I always go back to Harry Truman: Should we drop an atomic bomb to save 100,000 lives? That's a hell of a decision to make. Did he make that decision by himself? No, he had advisers.
--Lee Iacocca


The older I get the more difficult I find it to make choices. Little things. Tiny, seemingly insignificant selections (Hunts, Heinz, or store brand catsup) from the grocery shelves become overwhelming options to be lengthily considered. One has a better flavor, another is 20 cents cheaper, the other is almost a dollar less.

Adding a dollop of catsup to a serving of fried fish makes it tastier, but it also causes me to want more than one. Maybe I would be better off not buying any. I like the taste of breaded crunchy-fried fish without enhancement well enough. And catsup adds unnecessary calories.

But I like it even better with a splash of catsup.

Decisions, decisions, decisions.

It is getting harder for me to walk my usual two miles each day. After the walk my legs are so tired they hurt, and the pain lasts for several hours. Especially if I do not lie down for a while after I get home, take a possible nap for an hour or so. And I need nothing from the grocery, which is at the halfway point of my walk. My cupboard, my refrigerator, and my freezer are full.

Maybe it is better to skip walking today... let my old muscles rebuild a bit.

Decisions, decisions, decisions.

Is it so mysterious that I feel John McCain, well into his seventies, is a poor choice to continue as a decision making U.S. Senator?

I think not.


Did You Know . . .?

The first animal launched into orbit, Laika, was found as a stray wandering the streets of Moscow. Soviet scientists assumed that such animals had already learned to endure conditions of extreme cold and hunger.



On this day in 1945 President Harry Truman learned the full details of the Manhattan Project, in which scientists were attempting to create the first atomic bomb. The information thrust upon Truman a momentous decision: whether or not to use the world's first weapon of mass destruction.

The war with Japan dragged on and it looked to many as if the Japanese would never surrender. On July 16, the team of scientists at Alamogordo, New Mexico, research station successfully test  exploded the first atomic bomb.

The first Japan-directed bomb was exploded over Hiroshima on August 6, 1945, and a second was dropped on Nagasaki on August 8. The Japanese quickly surrendered.



1.  Ostentatiously lofty in style,
2.  High-sounding but with little meaning.
3.  (of speech or writing) high-flown; inflated; pretentious.

To be bombastic is to be full of hot air -- like a politician who makes grand promises and doesn't deliver.



(born April 24, 1942)
Barbara Streisand is an American singer-songwriter, author, actress, writer, film producer, and director. She is one of the few entertainers who have won an Oscar, Emmy, Grammy, and Tony Award. She is the best selling female artist of all time, with more than 71.5 million albums in the United States and 245 million records sold worldwide. 

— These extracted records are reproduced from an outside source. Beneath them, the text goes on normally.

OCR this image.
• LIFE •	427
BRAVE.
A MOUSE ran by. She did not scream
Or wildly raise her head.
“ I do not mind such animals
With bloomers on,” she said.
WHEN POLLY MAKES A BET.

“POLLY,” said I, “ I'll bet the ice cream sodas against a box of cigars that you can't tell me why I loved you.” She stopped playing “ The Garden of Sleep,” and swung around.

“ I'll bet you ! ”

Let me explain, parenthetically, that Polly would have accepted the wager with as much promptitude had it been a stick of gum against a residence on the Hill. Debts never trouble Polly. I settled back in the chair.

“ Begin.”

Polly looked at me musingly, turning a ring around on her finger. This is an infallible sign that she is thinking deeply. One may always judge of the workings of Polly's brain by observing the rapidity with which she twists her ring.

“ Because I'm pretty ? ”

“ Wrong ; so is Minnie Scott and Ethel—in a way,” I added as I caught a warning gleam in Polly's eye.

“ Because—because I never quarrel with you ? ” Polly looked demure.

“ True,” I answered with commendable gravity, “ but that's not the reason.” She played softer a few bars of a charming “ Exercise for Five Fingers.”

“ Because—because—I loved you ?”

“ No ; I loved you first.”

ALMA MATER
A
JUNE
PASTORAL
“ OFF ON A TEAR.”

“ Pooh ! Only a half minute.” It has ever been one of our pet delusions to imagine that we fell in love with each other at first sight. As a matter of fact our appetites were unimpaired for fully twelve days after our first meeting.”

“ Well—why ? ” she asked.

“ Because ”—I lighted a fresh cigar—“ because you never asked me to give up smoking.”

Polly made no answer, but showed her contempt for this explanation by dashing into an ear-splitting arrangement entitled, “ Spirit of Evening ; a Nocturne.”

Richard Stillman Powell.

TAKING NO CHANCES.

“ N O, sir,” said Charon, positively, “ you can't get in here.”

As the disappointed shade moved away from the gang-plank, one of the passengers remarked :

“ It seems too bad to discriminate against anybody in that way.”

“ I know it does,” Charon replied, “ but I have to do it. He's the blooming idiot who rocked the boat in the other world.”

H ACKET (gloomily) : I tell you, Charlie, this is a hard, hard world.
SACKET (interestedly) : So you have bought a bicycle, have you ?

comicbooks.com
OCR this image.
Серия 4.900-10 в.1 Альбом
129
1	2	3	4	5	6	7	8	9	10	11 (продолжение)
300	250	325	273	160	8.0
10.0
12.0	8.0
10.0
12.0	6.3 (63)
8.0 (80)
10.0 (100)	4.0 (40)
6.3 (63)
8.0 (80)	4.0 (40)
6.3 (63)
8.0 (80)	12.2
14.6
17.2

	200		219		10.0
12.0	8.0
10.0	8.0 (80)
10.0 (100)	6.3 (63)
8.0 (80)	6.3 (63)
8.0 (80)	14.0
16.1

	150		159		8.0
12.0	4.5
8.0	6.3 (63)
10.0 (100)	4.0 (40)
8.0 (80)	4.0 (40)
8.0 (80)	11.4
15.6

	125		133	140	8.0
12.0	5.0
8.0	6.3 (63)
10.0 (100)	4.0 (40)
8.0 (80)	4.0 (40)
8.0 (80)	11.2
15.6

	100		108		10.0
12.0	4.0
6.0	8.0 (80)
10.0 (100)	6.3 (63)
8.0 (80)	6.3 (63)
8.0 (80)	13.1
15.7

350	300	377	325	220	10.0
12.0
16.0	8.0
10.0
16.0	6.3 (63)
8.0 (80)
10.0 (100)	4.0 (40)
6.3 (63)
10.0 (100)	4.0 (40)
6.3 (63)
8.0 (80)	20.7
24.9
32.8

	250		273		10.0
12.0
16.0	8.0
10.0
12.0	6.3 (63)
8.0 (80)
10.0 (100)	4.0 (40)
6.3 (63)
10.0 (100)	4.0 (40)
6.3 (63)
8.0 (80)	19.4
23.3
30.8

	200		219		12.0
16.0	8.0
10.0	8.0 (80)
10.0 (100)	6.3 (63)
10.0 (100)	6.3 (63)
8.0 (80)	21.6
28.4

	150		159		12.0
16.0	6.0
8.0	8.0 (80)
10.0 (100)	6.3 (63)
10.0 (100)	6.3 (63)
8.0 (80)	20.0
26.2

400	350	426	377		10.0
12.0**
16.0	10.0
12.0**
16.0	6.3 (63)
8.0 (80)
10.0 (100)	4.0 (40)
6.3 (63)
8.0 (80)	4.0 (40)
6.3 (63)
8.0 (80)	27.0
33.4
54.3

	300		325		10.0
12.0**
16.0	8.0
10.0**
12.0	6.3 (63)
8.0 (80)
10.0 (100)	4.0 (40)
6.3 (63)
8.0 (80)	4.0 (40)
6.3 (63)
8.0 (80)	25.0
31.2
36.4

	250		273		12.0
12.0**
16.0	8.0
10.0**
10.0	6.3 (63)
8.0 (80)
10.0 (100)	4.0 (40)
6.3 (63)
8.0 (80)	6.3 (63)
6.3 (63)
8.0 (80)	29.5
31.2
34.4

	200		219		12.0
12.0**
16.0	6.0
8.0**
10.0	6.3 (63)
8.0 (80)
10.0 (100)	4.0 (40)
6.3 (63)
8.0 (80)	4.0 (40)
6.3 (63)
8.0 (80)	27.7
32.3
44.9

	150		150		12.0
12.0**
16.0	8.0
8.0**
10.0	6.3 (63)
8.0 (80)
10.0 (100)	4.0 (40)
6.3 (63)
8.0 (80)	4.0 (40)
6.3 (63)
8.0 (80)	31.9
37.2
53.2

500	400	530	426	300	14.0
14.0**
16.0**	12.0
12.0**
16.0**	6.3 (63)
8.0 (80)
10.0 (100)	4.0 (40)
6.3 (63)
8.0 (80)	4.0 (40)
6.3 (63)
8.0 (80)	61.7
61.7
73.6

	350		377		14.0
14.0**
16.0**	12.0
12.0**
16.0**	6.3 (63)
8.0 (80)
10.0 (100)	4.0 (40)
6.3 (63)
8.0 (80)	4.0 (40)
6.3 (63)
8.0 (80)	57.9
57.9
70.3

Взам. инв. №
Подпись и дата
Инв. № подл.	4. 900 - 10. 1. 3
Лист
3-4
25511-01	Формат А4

After beginning a successful recording career in the 1960s, by the end of the decade, Streisand ventured into film starring in the critically acclaimed Funny Girl. Other notable films include The Owl and the Pussycat, The Way We Were and A Star Is Born. 

(born April 24, 1934),
Shirley MacLaine is an American film and theater actress, singer, dancer, activist and author. She has won the Golden Globe Award for Best Actress – Motion Picture Musical or Comedy twice, for her roles in The Apartment and Irma la Douce, and the Golden Globe Award for Best Actress – Motion Picture Drama twice for Terms of Endearment and Madame Sousatzka. 

(Apr 24, 1936 - May 18, 1990)
Jill Ireland was an English actress, best known for her many films with her second husband, Charles Bronson.

(born April 24, 1969)
Melinda Clarke is an American actress who has primarily worked in television. Clarke is known for playing Faith Taylor on the daytime drama Days of Our Lives, the manipulative and cunning Julie Cooper on The O.C., and the professional dominatrix Lady Heather on CSI: Crime Scene Investigation. From 2010 to 2013, she portrayed Amanda on the action-thriller television series Nikita. She was added as a recurring character on Vegas in 2013.


I do not believe that civilization will be wiped out in a war fought with the atomic bomb. Perhaps two-thirds of the people of the earth will be killed.